Entanglement and magnetism in high-spin graphene nanodisks

We investigate the ground-state properties of triangular graphene nanoflakes with zigzag edge configurations. The description of zero-dimensional nanostructures requires accurate many-body techniques since the widely used density-functional theory with local density approximation or Hartree-Fock methods cannot handle the strong quantum fluctuations. Applying the unbiased density-matrix renormalization group algorithm we calculate the magnetization and entanglement patterns with high accuracy for different interaction strengths and compare them to the mean-field results. With the help of quantum information analysis and subsystem density matrices we reveal that the edges are strongly entangled with each other. We also address the effect of electron and hole doping and demonstrate that the magnetic properties of triangular nanoflakes can be controlled by an electric field, which reveals features of flat-band ferromagnetism.

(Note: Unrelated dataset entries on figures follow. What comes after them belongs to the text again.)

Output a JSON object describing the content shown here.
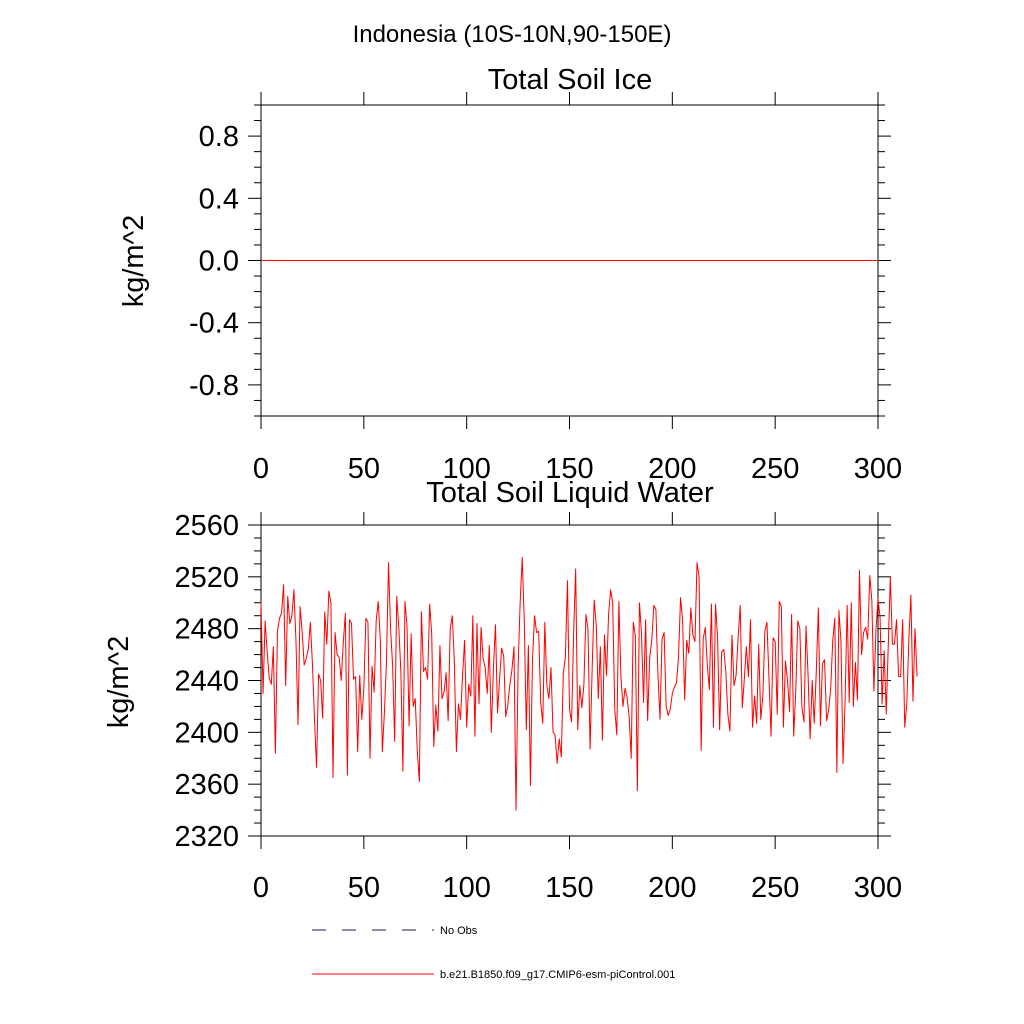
{
  "figure": {
    "suptitle": "Indonesia (10S-10N,90-150E)"
  },
  "legend": {
    "items": [
      {
        "label": "No Obs",
        "style": "dashed",
        "color": "#1a1a55"
      },
      {
        "label": "b.e21.B1850.f09_g17.CMIP6-esm-piControl.001",
        "style": "solid",
        "color": "#ff0000"
      }
    ]
  },
  "chart_data": [
    {
      "type": "line",
      "title": "Total Soil Ice",
      "xlabel": "",
      "ylabel": "kg/m^2",
      "xlim": [
        0,
        300
      ],
      "ylim": [
        -1,
        1
      ],
      "xticks": [
        0,
        50,
        100,
        150,
        200,
        250,
        300
      ],
      "yticks": [
        -0.8,
        -0.4,
        0.0,
        0.4,
        0.8
      ],
      "ytick_labels": [
        "-0.8",
        "-0.4",
        "0.0",
        "0.4",
        "0.8"
      ],
      "grid": false,
      "series": [
        {
          "name": "b.e21.B1850.f09_g17.CMIP6-esm-piControl.001",
          "color": "#ff0000",
          "x": [
            0,
            300
          ],
          "y": [
            0,
            0
          ]
        }
      ]
    },
    {
      "type": "line",
      "title": "Total Soil Liquid Water",
      "xlabel": "",
      "ylabel": "kg/m^2",
      "xlim": [
        0,
        300
      ],
      "ylim": [
        2320,
        2560
      ],
      "xticks": [
        0,
        50,
        100,
        150,
        200,
        250,
        300
      ],
      "yticks": [
        2320,
        2360,
        2400,
        2440,
        2480,
        2520,
        2560
      ],
      "ytick_labels": [
        "2320",
        "2360",
        "2400",
        "2440",
        "2480",
        "2520",
        "2560"
      ],
      "grid": false,
      "series": [
        {
          "name": "b.e21.B1850.f09_g17.CMIP6-esm-piControl.001",
          "color": "#ff0000",
          "x_start": 0,
          "x_step": 1,
          "y": [
            2500,
            2430,
            2486,
            2462,
            2442,
            2437,
            2466,
            2384,
            2478,
            2488,
            2492,
            2514,
            2436,
            2505,
            2484,
            2490,
            2510,
            2471,
            2406,
            2497,
            2478,
            2452,
            2457,
            2464,
            2485,
            2453,
            2411,
            2373,
            2445,
            2440,
            2411,
            2493,
            2468,
            2509,
            2500,
            2365,
            2477,
            2460,
            2458,
            2440,
            2469,
            2492,
            2367,
            2487,
            2484,
            2441,
            2443,
            2385,
            2444,
            2410,
            2434,
            2488,
            2485,
            2380,
            2451,
            2431,
            2486,
            2501,
            2472,
            2385,
            2415,
            2454,
            2531,
            2480,
            2451,
            2393,
            2505,
            2481,
            2447,
            2370,
            2501,
            2482,
            2405,
            2476,
            2420,
            2426,
            2385,
            2362,
            2493,
            2447,
            2450,
            2441,
            2499,
            2476,
            2389,
            2421,
            2401,
            2467,
            2426,
            2431,
            2446,
            2409,
            2480,
            2490,
            2455,
            2385,
            2422,
            2410,
            2444,
            2471,
            2404,
            2437,
            2428,
            2490,
            2397,
            2484,
            2422,
            2481,
            2457,
            2450,
            2430,
            2467,
            2400,
            2449,
            2483,
            2415,
            2441,
            2465,
            2459,
            2412,
            2421,
            2437,
            2448,
            2466,
            2340,
            2449,
            2500,
            2535,
            2487,
            2402,
            2467,
            2359,
            2456,
            2490,
            2477,
            2478,
            2423,
            2407,
            2485,
            2436,
            2426,
            2450,
            2400,
            2398,
            2376,
            2395,
            2381,
            2446,
            2458,
            2517,
            2418,
            2408,
            2476,
            2526,
            2402,
            2436,
            2419,
            2437,
            2491,
            2479,
            2387,
            2448,
            2502,
            2483,
            2426,
            2466,
            2394,
            2475,
            2444,
            2491,
            2510,
            2500,
            2418,
            2398,
            2501,
            2443,
            2420,
            2434,
            2427,
            2412,
            2380,
            2485,
            2475,
            2355,
            2500,
            2477,
            2423,
            2487,
            2409,
            2458,
            2471,
            2498,
            2495,
            2445,
            2410,
            2472,
            2477,
            2420,
            2413,
            2418,
            2430,
            2435,
            2438,
            2458,
            2504,
            2486,
            2425,
            2471,
            2461,
            2496,
            2475,
            2470,
            2531,
            2520,
            2386,
            2472,
            2481,
            2452,
            2433,
            2499,
            2404,
            2499,
            2473,
            2402,
            2462,
            2464,
            2447,
            2414,
            2401,
            2475,
            2436,
            2444,
            2473,
            2498,
            2419,
            2441,
            2466,
            2443,
            2487,
            2404,
            2428,
            2407,
            2468,
            2410,
            2428,
            2478,
            2485,
            2441,
            2397,
            2473,
            2470,
            2414,
            2501,
            2497,
            2404,
            2455,
            2440,
            2416,
            2491,
            2397,
            2431,
            2486,
            2480,
            2419,
            2408,
            2482,
            2444,
            2395,
            2440,
            2407,
            2447,
            2496,
            2405,
            2453,
            2456,
            2409,
            2417,
            2434,
            2471,
            2488,
            2369,
            2494,
            2470,
            2376,
            2424,
            2498,
            2423,
            2500,
            2420,
            2454,
            2425,
            2525,
            2460,
            2477,
            2481,
            2472,
            2521,
            2502,
            2432,
            2479,
            2503,
            2489,
            2422,
            2463,
            2414,
            2468,
            2520,
            2468,
            2468,
            2487,
            2443,
            2443,
            2487,
            2404,
            2422,
            2472,
            2506,
            2424,
            2480,
            2443
          ]
        }
      ]
    }
  ]
}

This may open up new avenues in graphene based spintronics.

Figure 1

The energy spectrum of the noninteracting system. The inset shows the investigated system, the circled levels form the degenerate shell at the Fermi level.

Figure 2

Entanglement patterns in a zigzag nanodisk for $U=0$. The magnitude of the mutual information components is encoded using the logarithmic grayscale in the sidebar. The numbers indicate the positions of sites along the one-dimensional DMRG topology.

Figure 3

Similar to Fig. 2 but for $U/t=2$.

Figure 4

The number of mutual information bonds emerging from lattice sites in Fig. 3 taking into account mutual information components larger than ${10}^{-2}$.

Figure 5

The local magnetic moments ($S_i^z$) of the ground for various values of $U$. The magnitudes of up (blue) and down (red) moments are proportional to the area of the circles.

Figure 6

The ground-state spin for $U/t=2$ as a function of filling of the fourfold degenerate shell in Fig. 1. The line is a guide to the eye. The numerical error of $S$ was within the size of the symbols.